Having recently seen, and really enjoyed, Oculus, I was delighted to be given the opportunity to check out Mike Flanagan’s first feature length horror effort, Absentia. Absentia follows sisters Callie and pregnant Tricia (played by Katie Parker and Courtney Bell respectively) as they reconnect after several years apart, and start living together. Tricia has spent the last 7 years of her life searching for her husband who sits on the missing persons list. Callie’s reappearance gives Tricia the strength needed to put her husband through the process of Absentia, that is the process of legalising pronouncing a person as dead and no longer missing. As absentia gets closer though, Tricia finds herself unravelling, seeing her husband everywhere.

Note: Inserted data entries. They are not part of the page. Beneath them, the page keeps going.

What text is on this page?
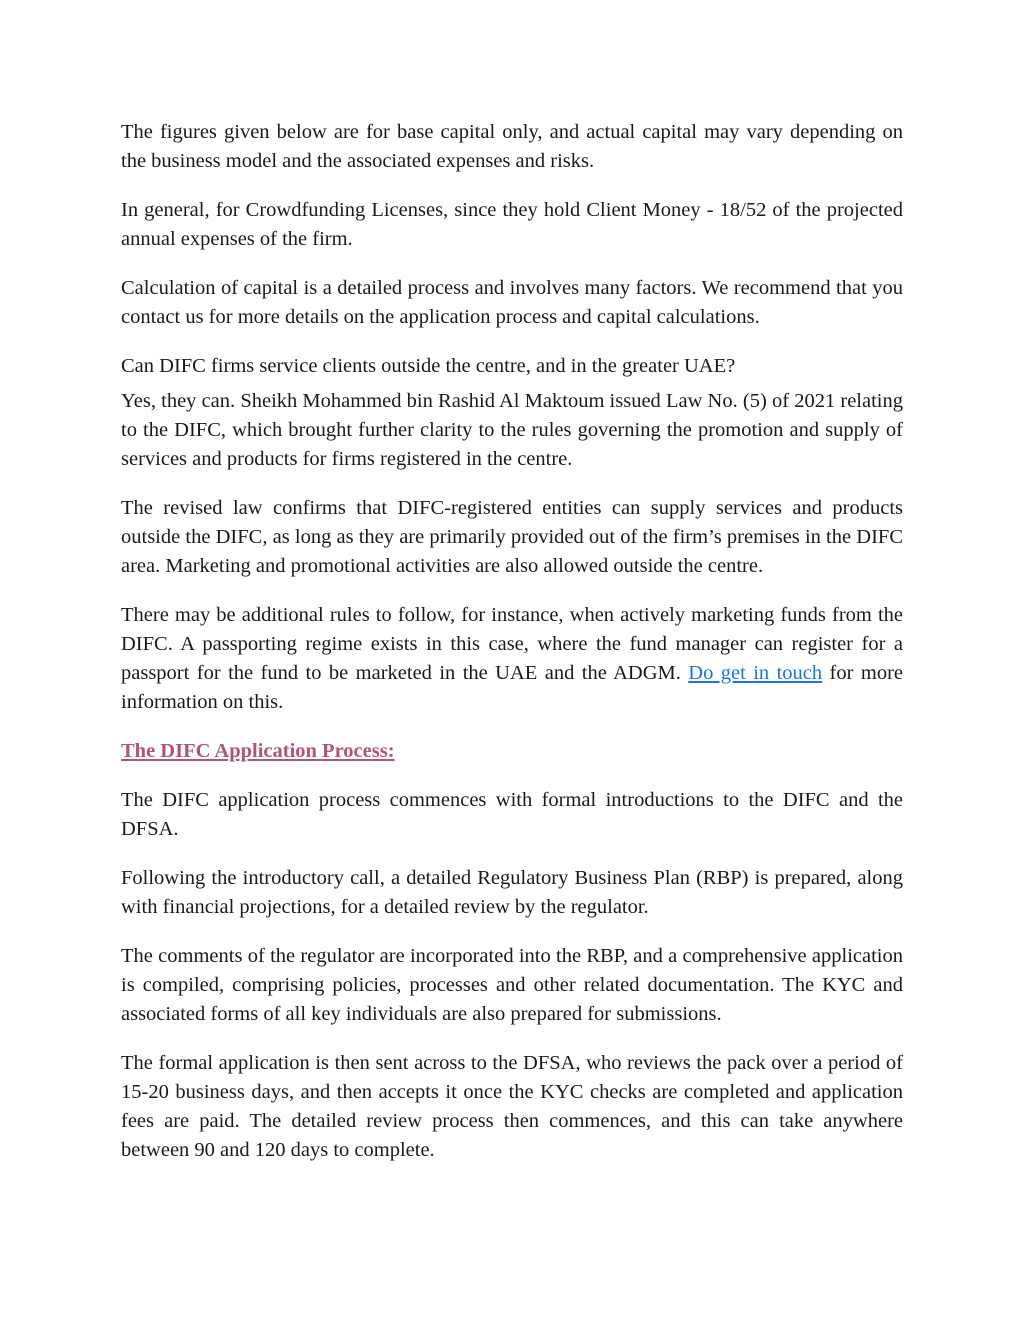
The figures given below are for base capital only, and actual capital may vary depending on the business model and the associated expenses and risks.

In general, for Crowdfunding Licenses, since they hold Client Money - 18/52 of the projected annual expenses of the firm.

Calculation of capital is a detailed process and involves many factors. We recommend that you contact us for more details on the application process and capital calculations.

Can DIFC firms service clients outside the centre, and in the greater UAE?

Yes, they can. Sheikh Mohammed bin Rashid Al Maktoum issued Law No. (5) of 2021 relating to the DIFC, which brought further clarity to the rules governing the promotion and supply of services and products for firms registered in the centre.

The revised law confirms that DIFC-registered entities can supply services and products outside the DIFC, as long as they are primarily provided out of the firm’s premises in the DIFC area. Marketing and promotional activities are also allowed outside the centre.

There may be additional rules to follow, for instance, when actively marketing funds from the DIFC. A passporting regime exists in this case, where the fund manager can register for a passport for the fund to be marketed in the UAE and the ADGM. Do get in touch for more information on this.

The DIFC Application Process:

The DIFC application process commences with formal introductions to the DIFC and the DFSA.

Following the introductory call, a detailed Regulatory Business Plan (RBP) is prepared, along with financial projections, for a detailed review by the regulator.

The comments of the regulator are incorporated into the RBP, and a comprehensive application is compiled, comprising policies, processes and other related documentation. The KYC and associated forms of all key individuals are also prepared for submissions.

The formal application is then sent across to the DFSA, who reviews the pack over a period of 15-20 business days, and then accepts it once the KYC checks are completed and application fees are paid. The detailed review process then commences, and this can take anywhere between 90 and 120 days to complete.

The premise alone made Absentia a film that really interested me. Whilst his sophomore effort focussed on a mirror that haunts its owners, Flanagan’s first film felt like it would explore a very real fear, and a horror that people have undoubtedly had to have gone through. The films first act plays out, almost, exactly as I was expecting, save for an incredibly unsettling scene featuring Pan’s Labyrinth, man of many faces, Doug Jones, pleading for Callie’s help in the sort of underpass we all recognise from our own live. Tricia’s husband appears to her in hauntingly ghostly form, with black holes for eyes and a mouth gawped, grabbing her unexpectedly. These feel as if they are taken straight from Tricia’s subconscious, feeling reminiscent of childhood nightmares.
The films most haunting scene comes as Tricia, having finalised the process of absentia, decides to go on a date with head detective Ryan Mallory (The likeable Dave Levine). I don’t want to ruin it for you as it is quite powerful and one that I will not be forgetting anytime soon. It is a scene that changes the course of the film, and I’m not entirely sure if I thought this was for the best, or if this scene would be more suited as the films climax. Regardless, I felt the third act lacked what I really enjoyed about the first and second. As the film ventured more in to “the unknown”, it started to get more and more predictable. Whilst the end tried to keep you guessing, presenting different versions of the events which occurred and asking you to decide, it doesn’t feel like it completely works.
Regardless, I enjoyed Absentia. Whilst its finale does become a little predictable, it keeps the suspense because by the final act we really care for the characters. Flanagan brilliant builds the characters and their relationship, and as a result the film feels much more complete and effective. The films rugged and rough look may be due to its microbudget, but definitely works in its favour, making it feel less detached from our world, then say Oculus.